The lengthy ‘Mardayin at Dilebang’ series of works reveals an intense interleaving of water hole, Ngalyod and the remains of Ancestors traditionally buried there. The power of the place where no non-member of the Duwa moiety should ever go lest great rains should cause floods, is readily apparent. And the art, full of bones and skeletal heads, has an obvious language of terror until 2004, when Mawurndjul achieves the same effect in an abstraction involving a generic Mardayin abstraction with the addition of five white elongated shapes “ not obviously bones – floating malevolently.
Could you imagine that black lines wandering across the sparkling, rarrked waters of his billabongs are the vines that have fascinating powers attributed to them to direct the water-flow? Why is an oddball palm-tree painting to be found in these ceremonial halls? Well, it seems that this Corypha elata or Karlwirri (everything has its Kuninjku name and explanation) not only has its culinary delights but is a constant reminder of the Old People who learnt how to abstract its fruits’ benefits.
And who’d have thought that the humble quoll would debate the moon about the consequences of death??? For the quoll it was terminal; for the moon, the dead naturally rise again as it does. So, a moon-shaped hole in a rock becomes the obvious place to deposit the bones of the dead just as the moon itself renews itself each month.

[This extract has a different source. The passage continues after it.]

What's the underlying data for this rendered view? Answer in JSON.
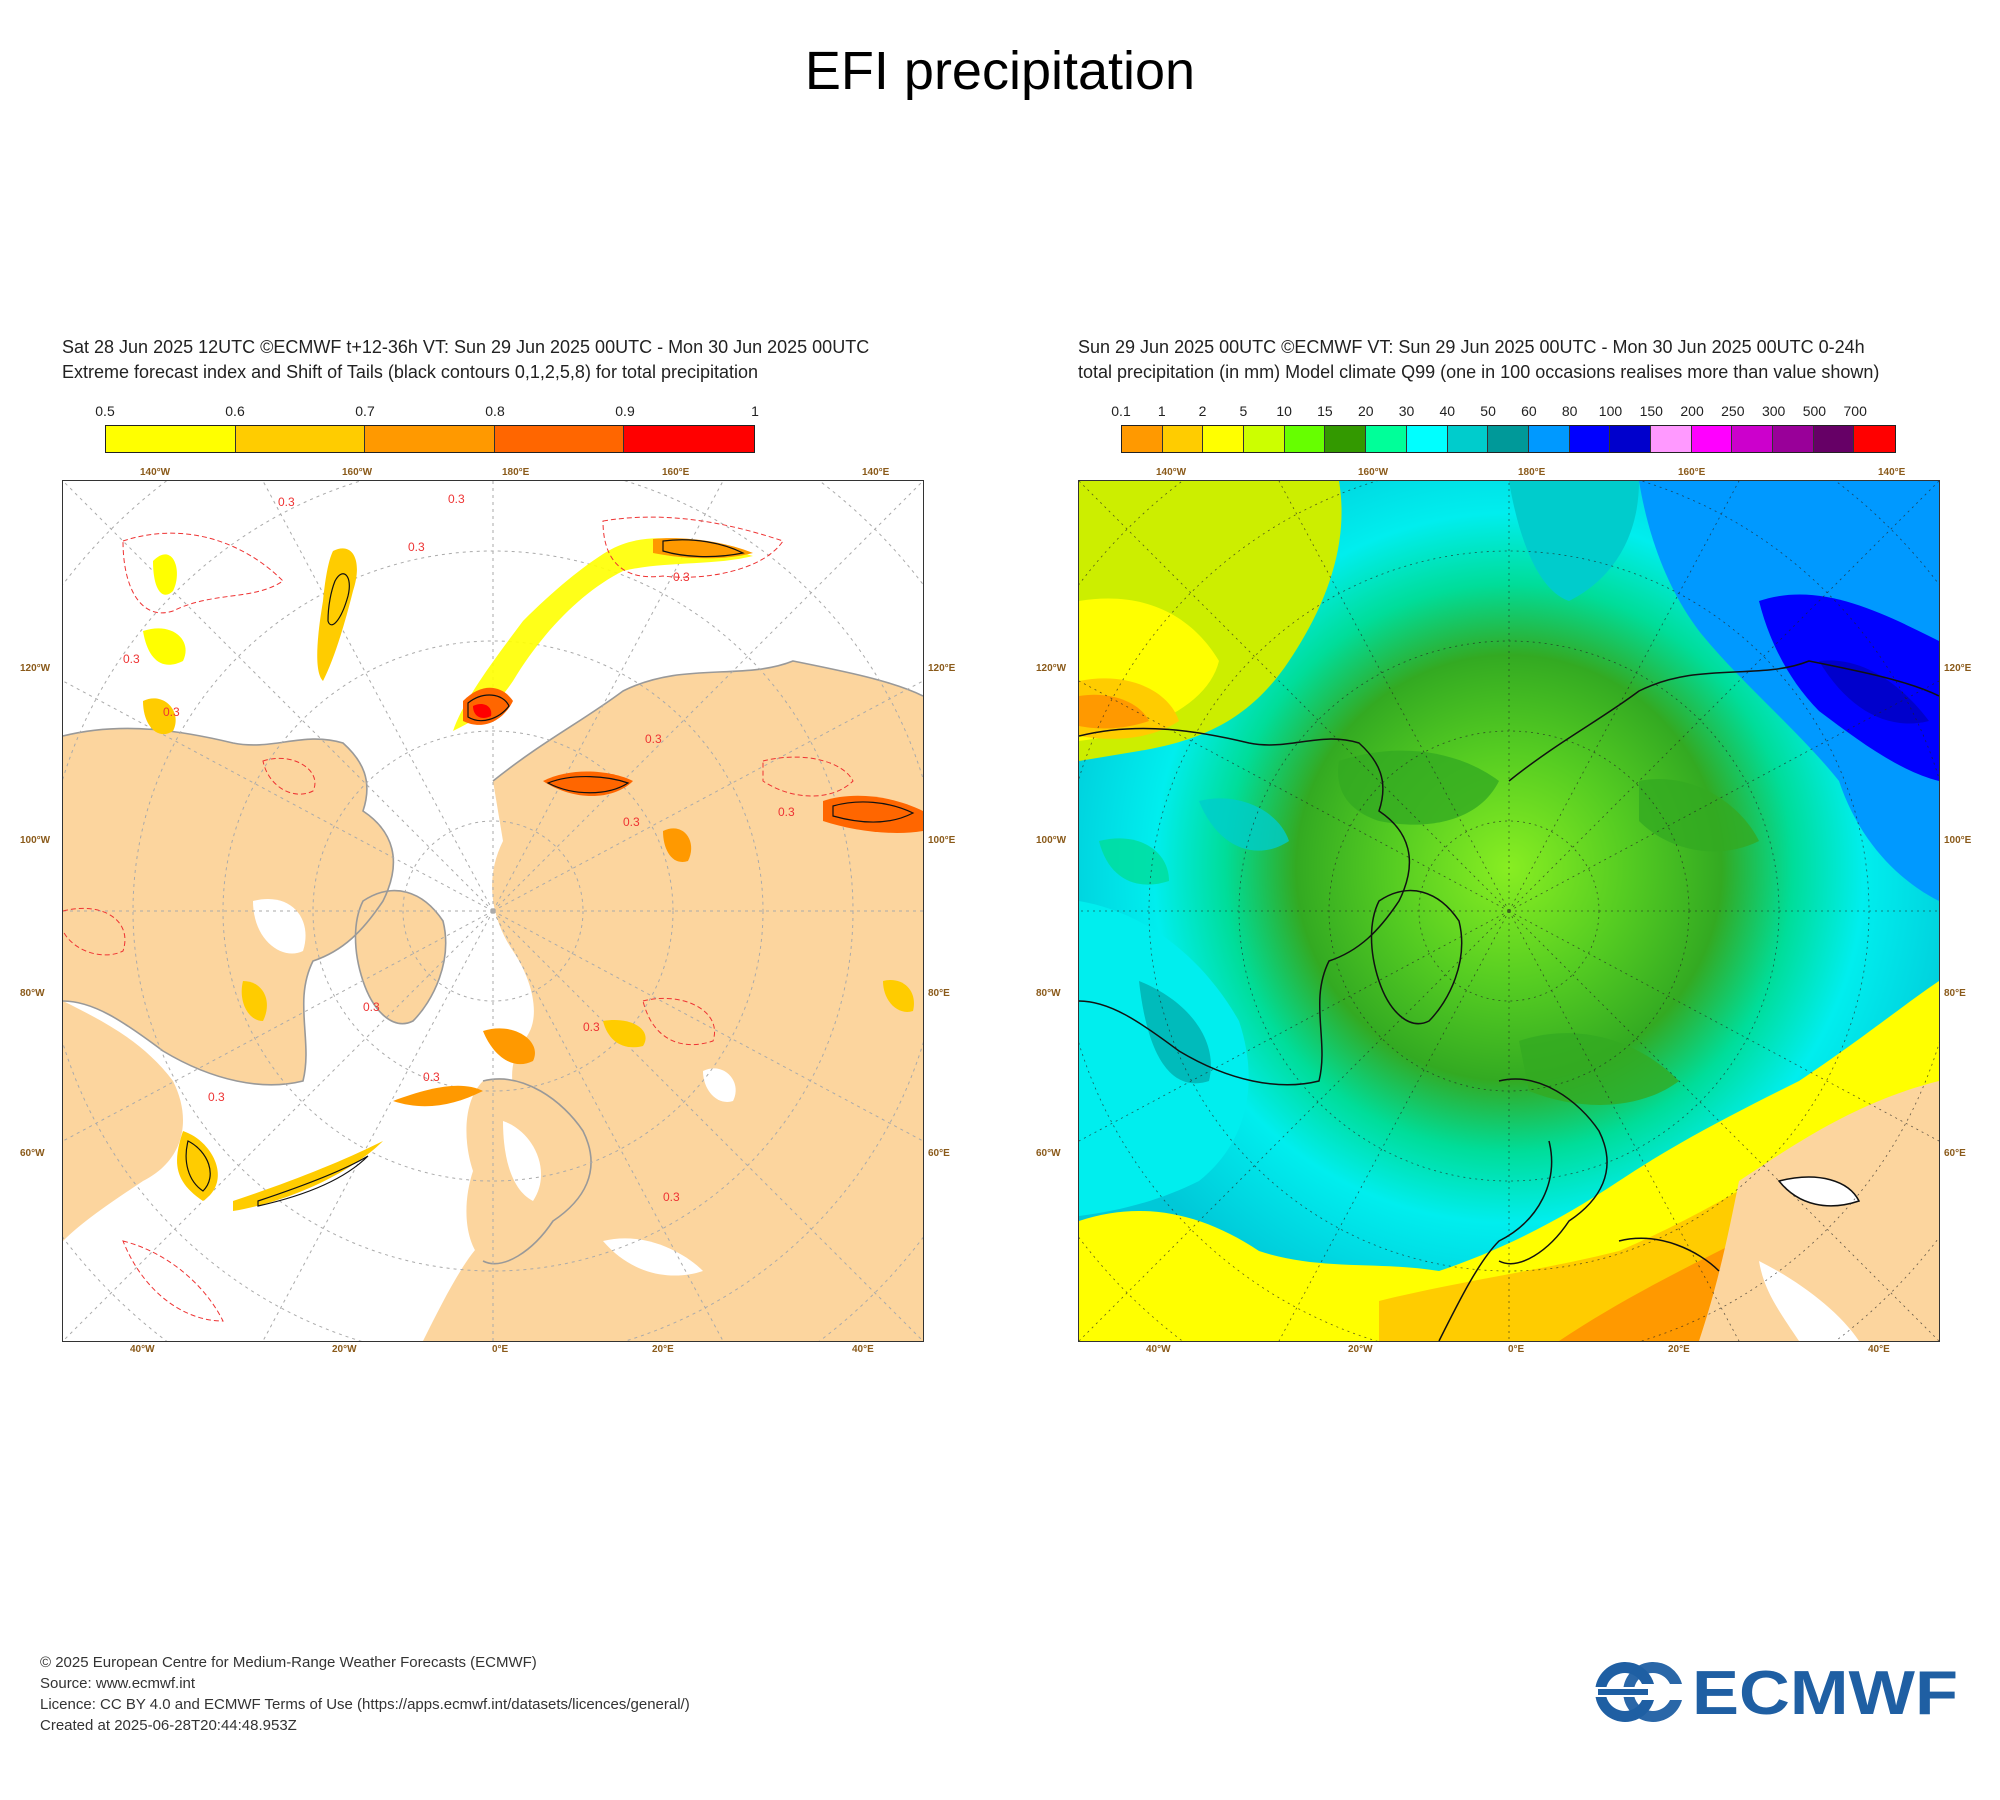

Delight after delight. Challenge after challenge. Though I have to say that Mawurndjul’s take on the numinous is much more effective than his attempts at animal imagery. His inanimate ‘Thylacine’ (1995) really does seem to reflect its extinction. Not a patch on his Western Arnhem neighbour, the late Lofty Bardayal.
Meanwhile, Mawurndjul’s etchings benefit hugely from his mastery of abstraction. Forget the turtle or roo. Somehow he gets the blue glow of the dangarrk lights in waterholes at Mardayin sites – the spirit essence of the ceremony “ even in a few black and white lines! Nowhere more so, oddly, than in an etching the leaps off the wall in a concurrent selling exhibition at his regular dealer, Annandale Galleries in Sydney. Perhaps this has something to do with the benefits he received from his 10 year association with Art Director Apolline Kohen “ who not only took Johnny to Europe but brought her print-making father, Jean, to Maningrida to work with the artists there.
So much good work has gone into this solo show that it seems carping to complain. But a room that offers some context to John Mawurndjul’s career contains only the paintings of his elder brother and mentor Jimmy Njiminjuma and weavings by his parents. Perhaps a bigger picture could have been achieved with the addition of works by artistic forebears such as Yirawala and Midjawmidjaw, whom he studied, and in particular, by his uncle Peter Marralwanga who really taught Johnny to paint.
For I have to say that, having seen a lot of John Mawurndjul’s work as it arrived in galleries or in shows such the London ‘Rarrk‘, Tarrawarra’s ‘Earth and Sky’, and the Drill Hall’s significant ‘Mumeka to Milmilnkan’ – the two outstations that have been so essential to his life and work, despite the best efforts of governments to close them down “ there was a fear that an accumulation of 100-odd barks would reveal similarities more than variety. Not true at all. How Balang retains a visual memory of his multiple insights into the Mardayin ceremony and sites so that each new work emerges freshly minted is surely proof of his mastery of the bark and lorrkon artforms.